How finance can be utilized in best manner due to process of TDS ?

On 23 October 1998 DSS told the Ombudsman’s staff that they had reconsidered the question of compensation but had decided to maintain their original decision that it was not appropriate. DSS said that the total period of delay did not amount to one third of the time taken to process the case. They said that the DAT’s decision of 26 November 1997 had been based on fresh evidence provided by the report of an examining medical practitioner.

My investigation has shown a number of shortcomings in the performance of those bodies involved in Mr X’s case. Ideal first with shortcomings in BA’s performance. Mr X asked for a claim pack for DLA in March 1992 and BA quickly responded to that request. It was July before an AO considered Mr X’s application and asked to see his mobility allowance file. A further three months went by before the AO was told that the file was not available.

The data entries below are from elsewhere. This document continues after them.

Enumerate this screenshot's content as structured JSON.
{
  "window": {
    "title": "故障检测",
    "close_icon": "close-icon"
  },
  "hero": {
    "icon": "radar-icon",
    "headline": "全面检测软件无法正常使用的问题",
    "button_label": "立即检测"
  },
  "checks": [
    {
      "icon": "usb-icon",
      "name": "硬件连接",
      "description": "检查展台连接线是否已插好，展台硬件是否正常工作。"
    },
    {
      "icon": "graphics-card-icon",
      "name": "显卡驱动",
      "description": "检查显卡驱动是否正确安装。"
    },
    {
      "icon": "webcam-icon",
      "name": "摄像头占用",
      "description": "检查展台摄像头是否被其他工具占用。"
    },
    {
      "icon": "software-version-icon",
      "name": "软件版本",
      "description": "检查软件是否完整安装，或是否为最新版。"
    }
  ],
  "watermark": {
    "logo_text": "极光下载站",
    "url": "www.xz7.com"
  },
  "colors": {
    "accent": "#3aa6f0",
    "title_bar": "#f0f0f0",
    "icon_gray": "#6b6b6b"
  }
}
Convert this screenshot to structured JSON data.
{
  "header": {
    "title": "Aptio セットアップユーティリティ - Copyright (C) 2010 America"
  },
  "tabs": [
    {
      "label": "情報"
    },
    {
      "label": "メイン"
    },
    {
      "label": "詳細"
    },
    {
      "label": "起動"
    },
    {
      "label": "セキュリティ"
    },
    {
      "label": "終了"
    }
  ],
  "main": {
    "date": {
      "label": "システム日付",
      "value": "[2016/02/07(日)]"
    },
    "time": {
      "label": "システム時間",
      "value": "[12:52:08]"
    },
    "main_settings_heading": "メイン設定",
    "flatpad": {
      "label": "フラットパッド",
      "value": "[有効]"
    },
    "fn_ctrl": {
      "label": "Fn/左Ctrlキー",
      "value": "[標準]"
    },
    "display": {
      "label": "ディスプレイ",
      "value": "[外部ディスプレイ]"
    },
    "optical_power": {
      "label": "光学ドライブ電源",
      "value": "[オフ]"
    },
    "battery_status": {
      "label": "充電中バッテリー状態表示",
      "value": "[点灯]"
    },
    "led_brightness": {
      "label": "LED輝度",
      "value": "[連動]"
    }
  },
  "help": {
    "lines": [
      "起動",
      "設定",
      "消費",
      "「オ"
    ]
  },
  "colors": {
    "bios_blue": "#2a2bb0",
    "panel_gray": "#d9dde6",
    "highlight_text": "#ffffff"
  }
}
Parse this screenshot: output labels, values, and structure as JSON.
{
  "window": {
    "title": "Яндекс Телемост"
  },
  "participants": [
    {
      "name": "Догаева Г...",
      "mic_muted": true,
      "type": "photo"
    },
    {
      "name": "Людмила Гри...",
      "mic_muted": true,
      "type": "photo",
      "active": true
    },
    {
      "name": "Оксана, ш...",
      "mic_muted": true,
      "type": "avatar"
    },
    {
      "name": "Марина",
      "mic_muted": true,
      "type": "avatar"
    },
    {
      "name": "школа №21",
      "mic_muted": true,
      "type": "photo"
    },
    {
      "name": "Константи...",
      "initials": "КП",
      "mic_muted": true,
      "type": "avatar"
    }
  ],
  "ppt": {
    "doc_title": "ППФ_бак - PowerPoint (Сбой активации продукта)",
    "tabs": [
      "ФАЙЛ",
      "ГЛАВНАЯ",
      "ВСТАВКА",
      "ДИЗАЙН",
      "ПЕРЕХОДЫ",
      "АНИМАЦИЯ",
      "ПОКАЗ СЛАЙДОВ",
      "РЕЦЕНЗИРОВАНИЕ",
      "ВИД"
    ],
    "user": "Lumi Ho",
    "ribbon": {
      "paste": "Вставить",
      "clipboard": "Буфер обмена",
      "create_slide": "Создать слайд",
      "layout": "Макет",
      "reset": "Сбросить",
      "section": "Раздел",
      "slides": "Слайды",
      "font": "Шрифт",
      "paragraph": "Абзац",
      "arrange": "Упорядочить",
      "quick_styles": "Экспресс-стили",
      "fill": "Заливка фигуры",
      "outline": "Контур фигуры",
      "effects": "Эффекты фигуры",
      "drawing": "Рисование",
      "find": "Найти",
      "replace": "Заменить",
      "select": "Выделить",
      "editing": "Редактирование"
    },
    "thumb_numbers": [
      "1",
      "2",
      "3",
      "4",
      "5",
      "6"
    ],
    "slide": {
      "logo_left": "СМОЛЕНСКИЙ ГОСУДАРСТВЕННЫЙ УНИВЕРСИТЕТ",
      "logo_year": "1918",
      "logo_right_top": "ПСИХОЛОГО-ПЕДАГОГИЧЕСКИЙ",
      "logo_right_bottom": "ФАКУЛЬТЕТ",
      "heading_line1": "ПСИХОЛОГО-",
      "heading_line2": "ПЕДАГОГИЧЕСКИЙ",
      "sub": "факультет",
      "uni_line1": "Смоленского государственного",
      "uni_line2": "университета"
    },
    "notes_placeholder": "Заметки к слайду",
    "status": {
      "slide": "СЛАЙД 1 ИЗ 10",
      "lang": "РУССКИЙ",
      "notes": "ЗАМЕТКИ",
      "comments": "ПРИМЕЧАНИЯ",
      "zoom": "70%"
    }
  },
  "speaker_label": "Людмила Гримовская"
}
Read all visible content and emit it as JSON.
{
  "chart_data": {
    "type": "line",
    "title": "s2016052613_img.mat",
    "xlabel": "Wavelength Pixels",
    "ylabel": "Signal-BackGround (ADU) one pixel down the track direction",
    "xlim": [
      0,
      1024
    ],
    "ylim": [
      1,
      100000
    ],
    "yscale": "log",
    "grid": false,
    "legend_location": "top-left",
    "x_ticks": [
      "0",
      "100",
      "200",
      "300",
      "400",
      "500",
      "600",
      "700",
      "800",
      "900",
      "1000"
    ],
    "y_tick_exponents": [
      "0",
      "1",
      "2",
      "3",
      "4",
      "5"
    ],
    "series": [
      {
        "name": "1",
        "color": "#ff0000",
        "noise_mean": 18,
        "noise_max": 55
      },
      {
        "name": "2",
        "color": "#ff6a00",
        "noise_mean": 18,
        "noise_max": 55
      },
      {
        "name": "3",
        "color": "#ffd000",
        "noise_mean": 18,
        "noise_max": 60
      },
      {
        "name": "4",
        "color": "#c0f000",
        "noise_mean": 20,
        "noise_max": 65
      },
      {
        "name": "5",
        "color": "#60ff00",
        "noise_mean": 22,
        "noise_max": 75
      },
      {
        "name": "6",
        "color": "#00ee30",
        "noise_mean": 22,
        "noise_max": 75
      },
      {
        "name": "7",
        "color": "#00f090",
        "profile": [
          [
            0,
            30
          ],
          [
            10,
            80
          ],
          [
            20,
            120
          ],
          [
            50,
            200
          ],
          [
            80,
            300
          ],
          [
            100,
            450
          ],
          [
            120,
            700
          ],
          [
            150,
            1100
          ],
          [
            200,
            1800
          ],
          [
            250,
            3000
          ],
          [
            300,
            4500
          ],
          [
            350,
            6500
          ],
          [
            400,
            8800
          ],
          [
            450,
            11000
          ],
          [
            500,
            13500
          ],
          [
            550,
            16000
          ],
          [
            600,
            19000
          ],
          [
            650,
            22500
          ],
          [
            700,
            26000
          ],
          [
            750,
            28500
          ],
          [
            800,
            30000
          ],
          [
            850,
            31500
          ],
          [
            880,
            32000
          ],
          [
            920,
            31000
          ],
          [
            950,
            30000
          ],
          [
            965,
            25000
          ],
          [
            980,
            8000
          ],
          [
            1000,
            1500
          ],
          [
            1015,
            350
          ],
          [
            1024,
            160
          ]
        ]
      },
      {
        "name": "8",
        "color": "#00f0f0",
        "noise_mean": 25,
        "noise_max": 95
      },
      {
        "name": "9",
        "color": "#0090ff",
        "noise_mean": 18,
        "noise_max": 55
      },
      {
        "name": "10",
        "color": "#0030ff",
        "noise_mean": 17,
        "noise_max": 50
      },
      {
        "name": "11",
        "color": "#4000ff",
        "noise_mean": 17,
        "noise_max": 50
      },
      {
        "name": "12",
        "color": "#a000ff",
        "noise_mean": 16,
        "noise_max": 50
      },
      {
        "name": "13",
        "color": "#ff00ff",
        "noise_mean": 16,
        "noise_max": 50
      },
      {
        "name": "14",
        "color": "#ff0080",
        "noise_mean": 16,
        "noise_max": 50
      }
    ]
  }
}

Mr X said that BA had asked him for details of his Tax Depreciation Schedule previous GP and had led him to believe that they would contact that doctor for a statement about his medical condition.I have found no reason to doubt Mr X’s account, and it is unfortunate that BA did not act on the details of his previous GP which Mr X had provided. All in all, it took BA eight months to decide Mr X’s application for the care component of DLA. In December 1992 Mr X challenged the decision to disallow his claim. BE treated that as a request for a second tier review but they took nearly four months to carry it out.

In July 1993 he asked BA to provide him with copies of the reports of medical examinations he said had been carried out in 1988 and 1989, as he wished to use them to support his appeal.On 20 January 1994 a DAT upheld the decision that Mr X was not entitled to the care component of DLA. Mr X applied to have that decision set aside, but it was six months before a DAT considered and rejected that application.